AIP should be suspected in patients with evidence of both pancreatic and hepatobiliary disorders. Elevated serum IgG4 levels are detected in most patients with type 1 AIP.

Typical radiological signs after computed tomography (CT) are:

  • diffuse pancreatic parenchyma (sausage-shaped pancreas);
  • frame-type rim or focal lesions;
  • diffuse pancreatic atrophy.

Endoscopic retrograde cholangiopancreatography (ERCP) reveals diffuse or multifocal narrowing of the pancreatic duct without dilatation. To confirm the diagnosis, it is important to evaluate all tests, but histological examination is considered the standard of diagnosis.

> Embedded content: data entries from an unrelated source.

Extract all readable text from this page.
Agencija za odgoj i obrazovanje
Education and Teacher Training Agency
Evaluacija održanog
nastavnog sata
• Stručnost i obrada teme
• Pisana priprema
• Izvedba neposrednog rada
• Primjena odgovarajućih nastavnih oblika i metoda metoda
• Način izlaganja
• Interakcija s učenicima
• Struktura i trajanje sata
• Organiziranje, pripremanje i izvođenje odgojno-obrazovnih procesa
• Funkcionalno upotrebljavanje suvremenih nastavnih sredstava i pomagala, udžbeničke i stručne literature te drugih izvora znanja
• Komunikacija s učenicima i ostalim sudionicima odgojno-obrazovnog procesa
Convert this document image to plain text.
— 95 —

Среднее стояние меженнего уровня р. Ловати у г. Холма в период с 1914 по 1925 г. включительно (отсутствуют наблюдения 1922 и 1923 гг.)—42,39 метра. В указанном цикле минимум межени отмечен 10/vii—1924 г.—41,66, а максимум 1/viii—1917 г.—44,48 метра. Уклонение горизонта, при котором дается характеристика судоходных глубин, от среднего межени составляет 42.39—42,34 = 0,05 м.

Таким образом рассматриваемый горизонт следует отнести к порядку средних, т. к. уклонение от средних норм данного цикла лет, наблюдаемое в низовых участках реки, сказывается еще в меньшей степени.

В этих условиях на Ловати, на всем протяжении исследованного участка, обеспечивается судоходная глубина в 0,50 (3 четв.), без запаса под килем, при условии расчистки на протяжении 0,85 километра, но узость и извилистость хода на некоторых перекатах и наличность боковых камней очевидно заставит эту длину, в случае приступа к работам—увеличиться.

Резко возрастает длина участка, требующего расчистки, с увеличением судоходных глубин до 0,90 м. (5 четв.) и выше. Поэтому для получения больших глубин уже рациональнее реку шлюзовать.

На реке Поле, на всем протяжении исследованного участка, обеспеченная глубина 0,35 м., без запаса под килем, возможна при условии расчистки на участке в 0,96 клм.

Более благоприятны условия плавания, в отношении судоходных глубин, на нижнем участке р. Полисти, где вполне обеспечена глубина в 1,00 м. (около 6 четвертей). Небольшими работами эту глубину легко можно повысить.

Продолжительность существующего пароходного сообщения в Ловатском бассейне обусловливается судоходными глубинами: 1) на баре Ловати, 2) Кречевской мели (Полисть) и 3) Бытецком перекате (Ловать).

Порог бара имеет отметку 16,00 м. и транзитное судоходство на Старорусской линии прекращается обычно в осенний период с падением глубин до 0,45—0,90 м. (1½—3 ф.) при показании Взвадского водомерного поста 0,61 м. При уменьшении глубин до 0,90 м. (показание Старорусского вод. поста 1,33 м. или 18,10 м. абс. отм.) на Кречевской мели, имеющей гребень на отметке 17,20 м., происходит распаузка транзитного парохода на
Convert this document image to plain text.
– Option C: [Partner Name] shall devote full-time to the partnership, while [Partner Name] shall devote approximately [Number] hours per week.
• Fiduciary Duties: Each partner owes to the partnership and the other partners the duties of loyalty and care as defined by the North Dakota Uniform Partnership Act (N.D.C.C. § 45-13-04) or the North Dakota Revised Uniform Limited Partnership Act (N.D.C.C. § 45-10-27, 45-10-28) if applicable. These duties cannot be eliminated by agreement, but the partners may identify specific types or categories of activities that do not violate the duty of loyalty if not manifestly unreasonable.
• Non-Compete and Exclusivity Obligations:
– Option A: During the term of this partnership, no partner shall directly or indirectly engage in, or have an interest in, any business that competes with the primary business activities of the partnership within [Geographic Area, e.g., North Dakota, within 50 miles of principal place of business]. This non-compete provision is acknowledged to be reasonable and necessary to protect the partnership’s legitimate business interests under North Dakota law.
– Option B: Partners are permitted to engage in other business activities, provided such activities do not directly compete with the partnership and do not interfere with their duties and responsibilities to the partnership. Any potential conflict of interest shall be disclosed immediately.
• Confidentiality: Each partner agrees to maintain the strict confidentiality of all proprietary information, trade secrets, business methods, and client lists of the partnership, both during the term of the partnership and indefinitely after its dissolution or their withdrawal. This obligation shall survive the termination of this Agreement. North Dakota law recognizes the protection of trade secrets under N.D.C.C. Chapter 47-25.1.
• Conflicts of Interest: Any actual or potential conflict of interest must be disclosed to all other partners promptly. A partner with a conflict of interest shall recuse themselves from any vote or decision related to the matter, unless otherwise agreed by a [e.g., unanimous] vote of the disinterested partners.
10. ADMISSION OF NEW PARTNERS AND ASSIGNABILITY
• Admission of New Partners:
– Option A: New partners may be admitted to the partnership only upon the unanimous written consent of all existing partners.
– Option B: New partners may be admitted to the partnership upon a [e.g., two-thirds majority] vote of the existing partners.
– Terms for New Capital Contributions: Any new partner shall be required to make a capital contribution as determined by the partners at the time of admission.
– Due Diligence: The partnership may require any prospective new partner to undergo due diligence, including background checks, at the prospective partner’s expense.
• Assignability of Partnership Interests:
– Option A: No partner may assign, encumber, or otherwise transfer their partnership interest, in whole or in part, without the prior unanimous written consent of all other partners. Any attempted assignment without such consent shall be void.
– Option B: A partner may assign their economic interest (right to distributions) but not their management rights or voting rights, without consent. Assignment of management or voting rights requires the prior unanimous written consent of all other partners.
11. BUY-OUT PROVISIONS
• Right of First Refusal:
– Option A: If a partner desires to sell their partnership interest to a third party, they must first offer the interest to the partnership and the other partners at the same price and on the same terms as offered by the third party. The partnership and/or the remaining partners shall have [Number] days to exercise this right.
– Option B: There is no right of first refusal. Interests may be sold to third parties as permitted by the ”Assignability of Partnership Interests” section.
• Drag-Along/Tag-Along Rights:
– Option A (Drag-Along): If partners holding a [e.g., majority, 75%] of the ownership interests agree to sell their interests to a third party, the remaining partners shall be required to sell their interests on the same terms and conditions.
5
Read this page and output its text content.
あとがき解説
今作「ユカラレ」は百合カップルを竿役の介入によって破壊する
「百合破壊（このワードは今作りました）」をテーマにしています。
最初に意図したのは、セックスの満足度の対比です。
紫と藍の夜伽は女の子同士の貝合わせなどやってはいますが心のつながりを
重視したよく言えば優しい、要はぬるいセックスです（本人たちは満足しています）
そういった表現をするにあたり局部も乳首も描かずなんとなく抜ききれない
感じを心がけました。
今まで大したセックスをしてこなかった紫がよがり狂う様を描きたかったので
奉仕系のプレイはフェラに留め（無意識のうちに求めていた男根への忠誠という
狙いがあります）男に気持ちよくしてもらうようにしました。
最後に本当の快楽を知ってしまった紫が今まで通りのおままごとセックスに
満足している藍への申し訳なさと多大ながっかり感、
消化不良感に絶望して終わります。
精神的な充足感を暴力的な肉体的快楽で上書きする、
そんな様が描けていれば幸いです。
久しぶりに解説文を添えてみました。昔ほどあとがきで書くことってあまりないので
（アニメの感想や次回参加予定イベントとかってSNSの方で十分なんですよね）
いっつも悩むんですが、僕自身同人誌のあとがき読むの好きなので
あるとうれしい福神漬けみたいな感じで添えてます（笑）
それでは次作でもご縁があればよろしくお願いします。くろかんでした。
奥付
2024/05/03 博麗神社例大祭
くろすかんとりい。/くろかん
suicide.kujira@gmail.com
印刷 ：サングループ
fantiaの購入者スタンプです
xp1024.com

Table 3. Comparison table for autoimmune pancreatitis types 1 and 2

Type 1 AIP Type 2 AIP
Age at which the disease develops About 60 years old About 40 years old
Male 75% 50%
Damage to other organs/association with IgG4-related disease 50% No
Inflammation Small High (10-20%)
Increased serum IgG4 Contained in approximately 66% Set at about 25%
Histological data:
lymphoplasmacytic infiltration Characterized by Characterized by
storiform fibrosis Characterized by Characterized by
obliterative phlebitis Characterized by Rarely noticeable
damage to granulocytic epithelium There is no Characterized by
periductal inflammation Characterized by Characterized by
IgG4 cells ≥10 cells/DPL (in area of ​​significant increase)
Response to steroid treatment 100% 100%
Risk of relapse Up to 60%

Autoimmune pancreatitis is treated with corticosteroids at a dose of 40 mg/day. 4-6 weeks followed by a reduction of 5 mg per week. Inadequate response or relapse is more common in patients with concomitant IgG4-related sclerosing cholangitis. In this case, 2 mg/kg azathioprine is recommended.

Risk group

At risk, as Dmitry Chudayev says, are people with diseases of the biliary tract, cholelithiasis, and patients with acute surgical diseases of the abdominal organs. In addition, among the reasons for the development of pancreatitis, factors such as:

  • poisoning;
  • injuries;
  • viral diseases;
  • operations and endoscopic manipulations.

So in these cases, you should listen carefully to yourself and undergo timely examinations with a doctor to eliminate the risk of developing pathology.

“For prevention purposes, it is recommended to avoid alcohol, fatty, spicy and fried foods, especially in large quantities,” advises surgeon Chudayev.